Les rencontres, l’hybridité, le métissage : voilà comment Sofiane Saidi fait vivre l’esprit du raï. En France, il a collaboré avec DJ Naab, Catherine Ringer, Acid Arab, Mazalda… Jusqu’au récent trio Mademoiselle, qu’il compose avec Rodolphe Burger (ex-leader du groupe Kat Onoma) et le virtuose du oud Mehdi Haddab. « Aujourd’hui, je me suis débarrassé de l’idée de l’exil, explique-t-il. Je ne m’intéresse pas à l’actualité, ni algérienne ni française ; je n’ai pas envie que ça m’aigrisse. L’intolérance a fait tellement de dégâts… Ce que j’essaie de faire, à mon niveau, c’est de participer à réconcilier ces deux peuples, ces deux histoires.
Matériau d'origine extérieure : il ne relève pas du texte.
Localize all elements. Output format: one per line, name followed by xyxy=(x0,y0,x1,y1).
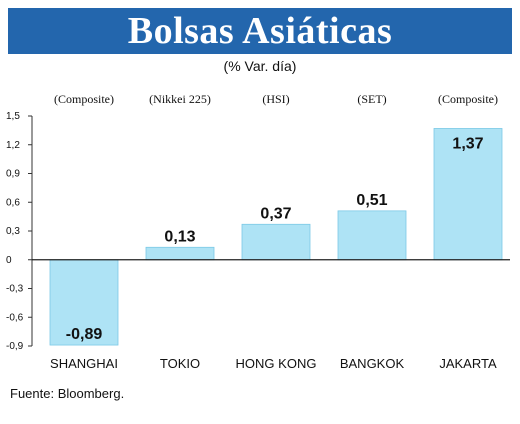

Je le vois comme une rupture amoureuse après laquelle les deux amants ne se seraient pas expliqués, laissant à chacun un goût amer. Jusqu’au jour où l’on peut enfin se parler, et laisser tomber ce truc lourd qui traine des deux côtés. »

Il y a deux ans, une tournée organisée par l’Institut français l’a ramené dans les salles algériennes, pour la première fois depuis trente ans. « C’était incroyable, se souvient-il. A Oran, c’était complet de chez complet ! Les jeunes connaissaient mes chansons, j’étais bluffé. Tellement heureux de constater que je n’ai pas fait tout ce chemin pour rien », qu’un « souffle » continuait à se transmettre…

« Le monde de la musique, de l’art, de la culture, est tellement fragile qu’il faut le chérir et le défendre, poursuit-il. Plus ces espaces de création vont se réduire, plus ils vont être grignotés, plus ça va donner de l’espace à des choses plus obscures. Je n’ai pas envie de revivre ça. Se réunir pour chanter, danser, partager, c’est un patrimoine de l’humanité. » 14 heures : le café est terminé, il est temps pour Sofiane Saidi d’aller se reposer. On se quitte au pied d’un abribus nommé « Sidi Brahim ». « A la fois le nom d’un vin, d’une bataille et d’un sage », remarque le musicien. Tout est dit.